Publié le 16/01/2020
Il est recommandé de faire la lecture à voix haute aux enfants dès la naissance. Pour les petits d’âge préscolaire, cette pratique améliore le niveau de langue et de lecture et active les aires cérébrales consacrées à la compréhension. Cependant, le bénéfice à distance est relativement modeste. Nombre d’études ont documenté l’existence d’allèles de sensibilité dans les neurotransmetteurs dopaminergiques et sérotoninergiques. Certaines variations génétiques confèrent un risque de résultats moindres en environnement défavorable mais les sujets qui en sont porteurs peuvent avoir, en cas de stimulation positive, une évolution meilleure même en comparaison des sujets non porteurs de la variante génétique.

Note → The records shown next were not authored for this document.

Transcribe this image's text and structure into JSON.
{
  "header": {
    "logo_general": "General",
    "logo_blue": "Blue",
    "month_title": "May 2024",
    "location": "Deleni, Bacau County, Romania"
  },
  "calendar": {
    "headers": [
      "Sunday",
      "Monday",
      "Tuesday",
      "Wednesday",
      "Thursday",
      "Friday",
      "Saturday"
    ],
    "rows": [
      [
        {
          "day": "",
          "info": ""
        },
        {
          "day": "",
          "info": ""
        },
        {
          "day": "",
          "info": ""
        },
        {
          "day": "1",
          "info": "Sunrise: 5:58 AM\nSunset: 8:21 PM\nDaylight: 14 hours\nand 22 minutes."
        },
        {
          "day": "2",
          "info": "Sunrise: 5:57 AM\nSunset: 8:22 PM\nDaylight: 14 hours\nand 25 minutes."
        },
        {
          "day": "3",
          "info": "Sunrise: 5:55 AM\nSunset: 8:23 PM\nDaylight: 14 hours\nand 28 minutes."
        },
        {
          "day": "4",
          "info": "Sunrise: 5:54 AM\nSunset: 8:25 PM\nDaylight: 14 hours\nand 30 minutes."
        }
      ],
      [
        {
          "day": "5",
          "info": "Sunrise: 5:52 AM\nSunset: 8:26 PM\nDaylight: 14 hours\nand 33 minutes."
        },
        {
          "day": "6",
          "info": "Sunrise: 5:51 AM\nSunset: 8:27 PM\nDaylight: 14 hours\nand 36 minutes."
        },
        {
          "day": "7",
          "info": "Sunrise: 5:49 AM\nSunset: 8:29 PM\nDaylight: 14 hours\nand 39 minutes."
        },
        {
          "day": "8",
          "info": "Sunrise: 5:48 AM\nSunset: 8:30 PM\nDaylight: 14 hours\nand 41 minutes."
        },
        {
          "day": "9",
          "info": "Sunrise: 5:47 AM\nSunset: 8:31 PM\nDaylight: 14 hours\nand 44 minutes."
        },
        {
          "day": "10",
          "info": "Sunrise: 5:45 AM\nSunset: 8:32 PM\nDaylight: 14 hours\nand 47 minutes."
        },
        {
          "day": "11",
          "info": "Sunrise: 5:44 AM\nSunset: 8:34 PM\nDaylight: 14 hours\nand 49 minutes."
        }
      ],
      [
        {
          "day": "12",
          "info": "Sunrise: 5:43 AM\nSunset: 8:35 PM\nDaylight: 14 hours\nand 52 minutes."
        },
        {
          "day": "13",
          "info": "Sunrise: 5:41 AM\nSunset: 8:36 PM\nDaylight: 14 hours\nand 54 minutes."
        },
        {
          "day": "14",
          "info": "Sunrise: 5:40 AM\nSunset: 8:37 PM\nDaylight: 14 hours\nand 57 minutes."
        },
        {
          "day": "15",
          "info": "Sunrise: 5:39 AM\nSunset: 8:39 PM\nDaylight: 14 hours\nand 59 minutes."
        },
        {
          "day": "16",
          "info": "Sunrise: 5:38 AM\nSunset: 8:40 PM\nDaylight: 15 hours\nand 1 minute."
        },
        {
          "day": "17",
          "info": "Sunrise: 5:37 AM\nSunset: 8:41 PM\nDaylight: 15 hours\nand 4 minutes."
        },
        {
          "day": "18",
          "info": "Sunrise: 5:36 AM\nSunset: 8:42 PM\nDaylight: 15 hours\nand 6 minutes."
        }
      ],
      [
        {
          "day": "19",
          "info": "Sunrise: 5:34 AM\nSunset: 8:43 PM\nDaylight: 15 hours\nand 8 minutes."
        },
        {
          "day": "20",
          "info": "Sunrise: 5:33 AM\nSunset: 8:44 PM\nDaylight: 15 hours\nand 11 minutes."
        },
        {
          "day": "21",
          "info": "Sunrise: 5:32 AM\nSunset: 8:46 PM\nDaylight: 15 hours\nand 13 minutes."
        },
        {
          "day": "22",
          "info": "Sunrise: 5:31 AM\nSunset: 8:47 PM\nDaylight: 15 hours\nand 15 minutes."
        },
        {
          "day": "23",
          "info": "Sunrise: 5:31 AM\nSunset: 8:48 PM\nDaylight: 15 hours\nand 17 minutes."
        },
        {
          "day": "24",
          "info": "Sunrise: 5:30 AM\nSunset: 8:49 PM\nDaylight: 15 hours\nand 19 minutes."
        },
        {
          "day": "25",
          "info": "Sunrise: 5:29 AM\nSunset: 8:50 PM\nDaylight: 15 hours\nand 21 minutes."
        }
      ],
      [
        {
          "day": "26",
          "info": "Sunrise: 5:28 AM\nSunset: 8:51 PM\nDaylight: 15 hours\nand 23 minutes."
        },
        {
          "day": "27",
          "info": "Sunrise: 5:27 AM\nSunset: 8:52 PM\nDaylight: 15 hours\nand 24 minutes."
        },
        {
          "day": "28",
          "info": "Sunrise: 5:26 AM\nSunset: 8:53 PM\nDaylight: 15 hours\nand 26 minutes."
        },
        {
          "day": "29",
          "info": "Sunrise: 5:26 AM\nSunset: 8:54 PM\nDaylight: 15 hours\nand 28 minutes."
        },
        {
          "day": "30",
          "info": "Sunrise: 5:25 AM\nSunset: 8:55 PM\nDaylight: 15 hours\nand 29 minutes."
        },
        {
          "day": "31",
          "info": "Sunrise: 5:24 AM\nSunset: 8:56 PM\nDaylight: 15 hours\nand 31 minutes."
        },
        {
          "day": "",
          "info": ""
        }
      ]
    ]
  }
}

Des chercheurs de plusieurs universités américaines ont évalué l’importance des associations entre la lecture aux enfants à l’âge d’un an, le niveau de vocabulaire à 3 ans et la présence d’allèles de sensibilité dans les neurotransmetteurs. Les enfants étudiés ont été recrutés parmi des sujets nés en 1998-2000, venant d’une population de 77 agglomérations importantes. L’analyse a été menée dans des milieux défavorisés, les données étant tirées de l’étude : « Fragile Families and Child Welbeing Study ».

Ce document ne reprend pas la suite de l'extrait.